A fé transcendeu a vida de sofrimento do moleque, norteou os percalços que continuou sofrida, decadente, porém com desejo de sentimento inabalável. O grande pequeno Jeremias tinha a certeza de que seus marcadores de páginas foram lidos e que alguma coisa no mundo espiritual iria acontecer um dia! Diante do deserto viu-se em plena atividade, de desejos já maduros e forçosamente sentindo tudo, escrevendo poesias e mais poesias, algumas sendo guardadas, outras sendo engavetadas dentro de si, outras ganhando um mundo hostil. O moleque perdeu a vida, ganhou a morte e dela deu um salto dentro das palavras e dentro de si mesmo, fazendo com que a predestinação que tanto lhe incomodava, não fizesse nenhum sentido diante do modo que agora, triste e só, tentava seguir o seu caminho.
A vida lhe deu a morte, a morte lhe deu a vida, a vida lhe deu o desejo e a poesia de si mesmo, sempre inacabada e pura como os seus muitos talvezes. Os sonhos do menino não foram enterrados no deserto, mas boa parte da sua inocência havia se perdido, pois, já crescido, conseguia entender que os lápis que dão cor à vida estão nas mãos de Deus e não nas dos homens. Jeré considera neste contexto que nada acontece sem aprovação divina!
Esta foi a história de um menino que sentiu na pele as dores de ter sua alma invadida e seus sonhos roubados diante de um único direito que ele pensava que tinha: o de viver! Talvez, foi em seu próprio velório que o moleque pôde se encontrar. Uma luz descia dos céus, arrebatava o predestinado farrapo, reforçava-lhe os sentidos e dava-lhe as esperanças de uma nova forma de viver, longe de si e de pessoas que esfaqueavam sua alma.

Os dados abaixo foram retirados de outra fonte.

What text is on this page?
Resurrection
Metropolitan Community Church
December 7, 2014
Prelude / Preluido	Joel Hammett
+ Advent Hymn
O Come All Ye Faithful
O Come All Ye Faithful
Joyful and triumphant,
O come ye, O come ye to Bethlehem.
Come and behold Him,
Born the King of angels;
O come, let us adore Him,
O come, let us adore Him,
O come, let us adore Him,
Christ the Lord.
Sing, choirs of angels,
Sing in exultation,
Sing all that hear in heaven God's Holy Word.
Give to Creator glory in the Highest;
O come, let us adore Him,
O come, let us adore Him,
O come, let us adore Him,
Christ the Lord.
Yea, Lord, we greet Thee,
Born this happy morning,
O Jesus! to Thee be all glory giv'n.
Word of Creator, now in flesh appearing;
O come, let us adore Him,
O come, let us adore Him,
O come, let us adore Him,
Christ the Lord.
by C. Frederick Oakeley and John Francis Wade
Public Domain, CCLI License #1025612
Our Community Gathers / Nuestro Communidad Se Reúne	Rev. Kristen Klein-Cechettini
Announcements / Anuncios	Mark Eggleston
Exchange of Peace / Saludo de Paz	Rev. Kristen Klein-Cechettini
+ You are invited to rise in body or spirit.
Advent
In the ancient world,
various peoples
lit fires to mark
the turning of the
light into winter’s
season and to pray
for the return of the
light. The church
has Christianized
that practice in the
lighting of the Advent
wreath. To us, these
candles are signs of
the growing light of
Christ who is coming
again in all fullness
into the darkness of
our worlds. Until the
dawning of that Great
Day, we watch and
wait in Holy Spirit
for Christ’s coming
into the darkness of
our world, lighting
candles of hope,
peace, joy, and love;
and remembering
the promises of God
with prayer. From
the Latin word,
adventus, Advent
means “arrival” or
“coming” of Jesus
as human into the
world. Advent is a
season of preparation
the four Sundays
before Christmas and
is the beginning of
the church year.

Nasceu, cresceu, sofreu, creu, morreu e renasceu, apenas em seus talvezes, mas com a poesia ele sabia que marcar páginas é que era o seu recomeçar todos os dias.
Viver para Jeré é bom, morrer também o foi, escrever poesias é sina até o tempo de parar se tornar maior, marcar páginas para ele são esperanças vivas. E diante do nome que lhe é tão peculiar, ele já nem se importa mais! O moleque aprendeu a contar o que é tristeza, desde cedo, sorrindo, chorando, caindo e levantando! Contá-las, mas não vivê-las! E vencendo, o menino do quase, quase que viveu, quase que morreu e quase que pensou em parar à beira do caminho!
O marcador de páginas desbotou, mas a vida do pequeno Jeré não! Floriu e exalou os mais lindos perfumes em forma de poesias! Quase que não teria dado certo, se não fosse a fé do franzino moleque, que de quase fé nunca teve nada.